Thursday, November 22, 2018

GCP : Ways to interact with GCP services



There are basically three different ways to interact with GCP.

1. Google Cloud platform Console

One create a new project, or choose an existing project, and use the resources that you create in the context of that project. You can create multiple projects, so you can use projects to separate your work in whatever way makes sense for you. For example, you might start a new project if you want to make sure only certain team members can access the resources in that project, while all team members can continue to access resources in another project.

2. Command line interface
The Google Cloud SDK provided gcloud tool which gives the commands we need. This tool can be used for managing the development workflow and GCP resources.
GCP also provides cloudshell a browser based interactive shell environment for GCP. The cloud shell can be used from GCP console.

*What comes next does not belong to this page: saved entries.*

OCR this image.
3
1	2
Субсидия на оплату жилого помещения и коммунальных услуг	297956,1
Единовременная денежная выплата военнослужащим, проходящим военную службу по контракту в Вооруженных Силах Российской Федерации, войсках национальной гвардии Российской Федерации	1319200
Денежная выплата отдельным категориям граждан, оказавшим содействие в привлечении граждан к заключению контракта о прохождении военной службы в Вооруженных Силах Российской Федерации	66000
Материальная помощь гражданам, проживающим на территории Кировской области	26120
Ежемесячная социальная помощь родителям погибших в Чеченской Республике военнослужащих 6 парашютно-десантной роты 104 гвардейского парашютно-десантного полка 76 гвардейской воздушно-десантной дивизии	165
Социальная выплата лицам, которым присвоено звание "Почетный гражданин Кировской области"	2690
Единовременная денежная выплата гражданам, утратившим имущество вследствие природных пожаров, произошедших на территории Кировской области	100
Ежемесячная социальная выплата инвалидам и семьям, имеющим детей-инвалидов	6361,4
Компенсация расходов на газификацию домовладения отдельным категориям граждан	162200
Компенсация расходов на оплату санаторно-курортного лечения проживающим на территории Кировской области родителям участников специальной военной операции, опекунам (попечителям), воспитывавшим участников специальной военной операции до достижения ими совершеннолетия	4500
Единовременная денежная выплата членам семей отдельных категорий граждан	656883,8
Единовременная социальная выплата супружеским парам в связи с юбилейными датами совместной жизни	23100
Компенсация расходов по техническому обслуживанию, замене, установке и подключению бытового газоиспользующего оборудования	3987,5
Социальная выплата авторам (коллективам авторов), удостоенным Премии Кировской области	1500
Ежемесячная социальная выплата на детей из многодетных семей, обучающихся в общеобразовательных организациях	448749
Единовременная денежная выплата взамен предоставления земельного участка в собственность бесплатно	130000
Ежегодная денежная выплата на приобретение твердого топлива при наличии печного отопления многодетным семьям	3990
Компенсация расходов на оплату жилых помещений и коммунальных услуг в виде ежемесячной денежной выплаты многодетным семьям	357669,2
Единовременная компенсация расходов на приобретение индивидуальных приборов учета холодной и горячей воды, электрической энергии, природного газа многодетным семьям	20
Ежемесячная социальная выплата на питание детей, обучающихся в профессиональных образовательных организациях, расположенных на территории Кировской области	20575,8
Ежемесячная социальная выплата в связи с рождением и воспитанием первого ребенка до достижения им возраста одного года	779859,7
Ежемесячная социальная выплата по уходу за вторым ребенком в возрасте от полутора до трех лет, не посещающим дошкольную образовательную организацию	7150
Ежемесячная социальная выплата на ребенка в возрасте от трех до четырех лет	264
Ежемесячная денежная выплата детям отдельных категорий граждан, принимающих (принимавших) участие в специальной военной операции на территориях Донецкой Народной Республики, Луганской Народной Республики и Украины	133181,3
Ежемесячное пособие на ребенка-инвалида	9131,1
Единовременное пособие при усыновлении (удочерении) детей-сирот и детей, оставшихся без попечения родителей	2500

The cloud shell provides basically the below

1. A temporary compute engine
2. Command line access to the instance from a web browser
3. A built in code editor
4. Persistant disk storage upto 5 GB
5. Pre-installed Google SDK and and other tools
6. Language support for Java and, Go, Python, Node.js, PHP, Ruby, and .NET
7. Web Preview functionality
8. Built in authorization to access resources

3. Client libraries

Client libraries are part of Google cloud SDK and it enable one to easily create and manage resources. GCP client libraries expose APIs for two main purposes:

 a. App APIs provide access to services. App APIs are optimized for supported languages, such as Node.js and Python. The libraries are designed around service metaphors, so one can work with the services more naturally and write less boilerplate code. The libraries also provide helpers for authentication and authorization.

 b. Admin APIs offer functionality for resource management. For example, you can use admin APIs if you want to build your own automated tools.

One also can use the Google API client libraries to access APIs for products such as Google Maps, Google Drive, and YouTube.